Demaï, michna 11. À l'instar de la michna précédente, qui traitait du prélèvement de la Terouma d'un produit non soumis à la Terouma selon la Torah sur un produit qui y est soumis, et inversement, notre michna aborde elle aussi une idée semblable.
Le texte de la michna et le point de départ :
La michna commence : "Terouma min hademaï al hademaï" - quel est le statut de celui qui prélève la Terouma d'un lot de demaï sur un autre lot de demaï, lorsqu'il ne s'agit pas d'une seule personne mais de deux amei haaretz différents, qui ne veillent pas à donner correctement la dîme, et qu'il est possible que l'un ait donné la dîme et l'autre non.
Il faut préciser au préalable : lorsque la michna emploie ici le terme 'Terouma', elle vise la Teroumat maasser, car pour le demaï il n'est pas nécessaire de prélever la Terouma - les amei haaretz prélèvent la Terouma, et seule la Teroumat maasser doit être prélevée.
Du demaï sur le demaï ou sur le certain :
Celui qui prélève la Teroumat maasser d'un demaï, qui n'est pas soumis à la Teroumat maasser selon la Torah mais seulement selon les Sages, et la prélève sur du certain, soumis à la Teroumat maasser selon la Torah, puisqu'il est tével selon la Torah, se trouve à prélever la Terouma d'un produit qui n'est pas soumis à la Terouma selon la loi de la Torah, et en fait une Terouma sur un produit qui exige la Teroumat maasser selon la Torah. Dans ce cas :
La Terouma qu'il a prélevée a le statut de Terouma, puisqu'il l'a déclarée Terouma.
"Ya'hzor veyitrom" - il doit prélever de nouveau la Terouma du certain ou de l'autre demaï, car ce certain, ainsi que le demaï prélevé sur lui, est soumis selon la Torah, et il se peut que la dîme n'en ait pas été prélevée. C'est pourquoi il faut prélever la Terouma une fois de plus sur l'article sur lequel le prélèvement a été fait, bien que le premier prélèvement conserve le statut de Terouma.

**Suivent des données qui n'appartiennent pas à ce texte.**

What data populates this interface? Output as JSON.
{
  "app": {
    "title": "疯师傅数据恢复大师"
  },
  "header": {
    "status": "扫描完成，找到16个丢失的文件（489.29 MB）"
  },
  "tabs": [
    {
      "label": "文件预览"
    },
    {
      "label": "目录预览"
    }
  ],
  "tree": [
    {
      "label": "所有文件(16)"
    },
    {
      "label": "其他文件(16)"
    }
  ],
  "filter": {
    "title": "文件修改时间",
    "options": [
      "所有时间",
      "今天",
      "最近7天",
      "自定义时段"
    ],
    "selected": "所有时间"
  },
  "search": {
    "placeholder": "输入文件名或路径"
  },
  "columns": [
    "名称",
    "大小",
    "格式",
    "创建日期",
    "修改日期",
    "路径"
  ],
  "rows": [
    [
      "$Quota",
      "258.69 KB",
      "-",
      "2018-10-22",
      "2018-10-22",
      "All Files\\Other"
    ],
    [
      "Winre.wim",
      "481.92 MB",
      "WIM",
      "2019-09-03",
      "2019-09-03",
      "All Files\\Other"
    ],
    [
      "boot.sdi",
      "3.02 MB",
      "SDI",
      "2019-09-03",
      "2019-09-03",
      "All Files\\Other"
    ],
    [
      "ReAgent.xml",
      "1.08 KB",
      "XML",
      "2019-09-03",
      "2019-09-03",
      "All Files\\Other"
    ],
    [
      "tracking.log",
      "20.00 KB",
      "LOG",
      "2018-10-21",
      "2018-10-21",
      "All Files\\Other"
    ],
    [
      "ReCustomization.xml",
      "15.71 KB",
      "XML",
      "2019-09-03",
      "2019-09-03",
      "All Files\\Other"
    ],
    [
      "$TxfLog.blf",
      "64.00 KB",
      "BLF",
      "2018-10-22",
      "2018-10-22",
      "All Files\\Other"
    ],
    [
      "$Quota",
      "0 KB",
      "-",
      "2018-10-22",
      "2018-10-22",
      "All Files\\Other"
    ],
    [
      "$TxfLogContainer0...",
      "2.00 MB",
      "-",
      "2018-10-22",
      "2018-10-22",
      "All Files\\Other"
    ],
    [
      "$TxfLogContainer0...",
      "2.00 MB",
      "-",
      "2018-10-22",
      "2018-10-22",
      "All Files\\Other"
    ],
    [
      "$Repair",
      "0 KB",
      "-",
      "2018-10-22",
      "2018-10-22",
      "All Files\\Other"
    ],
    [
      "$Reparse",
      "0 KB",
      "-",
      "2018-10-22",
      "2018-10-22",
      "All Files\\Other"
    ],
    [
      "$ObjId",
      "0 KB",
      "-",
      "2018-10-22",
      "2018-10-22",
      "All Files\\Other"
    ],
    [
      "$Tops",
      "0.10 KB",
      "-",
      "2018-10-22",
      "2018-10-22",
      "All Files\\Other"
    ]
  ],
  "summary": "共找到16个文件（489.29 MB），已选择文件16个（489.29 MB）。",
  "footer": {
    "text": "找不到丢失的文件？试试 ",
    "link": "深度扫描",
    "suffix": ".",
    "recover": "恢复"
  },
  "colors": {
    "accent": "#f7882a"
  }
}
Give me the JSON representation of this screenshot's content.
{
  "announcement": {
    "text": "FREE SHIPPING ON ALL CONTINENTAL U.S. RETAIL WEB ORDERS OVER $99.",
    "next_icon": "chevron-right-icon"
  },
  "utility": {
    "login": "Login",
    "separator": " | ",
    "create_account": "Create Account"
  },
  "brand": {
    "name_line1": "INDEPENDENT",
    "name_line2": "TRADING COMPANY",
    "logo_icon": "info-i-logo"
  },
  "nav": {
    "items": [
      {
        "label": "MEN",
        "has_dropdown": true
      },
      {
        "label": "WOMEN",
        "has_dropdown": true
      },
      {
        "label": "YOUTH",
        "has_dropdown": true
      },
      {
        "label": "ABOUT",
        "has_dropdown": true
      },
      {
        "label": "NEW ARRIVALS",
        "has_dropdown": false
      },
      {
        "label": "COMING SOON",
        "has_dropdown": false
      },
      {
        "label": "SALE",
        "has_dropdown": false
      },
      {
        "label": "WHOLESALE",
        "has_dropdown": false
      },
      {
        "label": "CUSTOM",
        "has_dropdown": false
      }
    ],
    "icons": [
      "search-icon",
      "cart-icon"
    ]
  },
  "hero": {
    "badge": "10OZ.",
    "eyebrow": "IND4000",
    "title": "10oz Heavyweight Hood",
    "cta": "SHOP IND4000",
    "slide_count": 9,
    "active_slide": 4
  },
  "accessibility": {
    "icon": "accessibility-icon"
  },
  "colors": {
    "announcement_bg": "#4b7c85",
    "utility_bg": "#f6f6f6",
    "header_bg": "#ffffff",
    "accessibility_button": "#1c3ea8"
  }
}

Du produit soumis sur le demaï :
Celui qui prélève d'un produit certainement soumis à la Teroumat maasser, et le prélève sur du demaï, qui selon la Torah n'est pas soumis à la Teroumat maasser - la Terouma qu'il a désignée a le statut de Terouma, et il doit la donner au kohen. Cependant, le kohen ne peut pas manger cette Teroumat maasser tant qu'il n'en a pas prélevé la Teroumat maasser, car elle demeure soumise selon la Torah et est encore considérée comme tével : puisqu'il a pris la Teroumat maasser sur le demaï, qui selon la loi de la Torah n'est pas soumis au prélèvement de la Teroumat maasser, il se trouve que la Teroumat maasser qu'il a déclarée à partir du certain est tével, et il faut en prélever la Teroumat maasser avant que le kohen ne la mange.
Une question sur le premier cas de la michna :
Dans le premier cas, "Terouma min hademaï al hademaï", nous avons défini la situation comme celle de quelqu'un qui prélève d'un demaï non soumis selon la Torah sur un autre demaï qui, lui, est peut-être soumis selon la Torah. Mais d'où savons-nous que ce n'est pas l'inverse, à savoir que le demaï dont il prélève la Terouma est soumis selon la Torah, et que le demaï sur lequel il prélève n'est pas soumis selon la Torah ?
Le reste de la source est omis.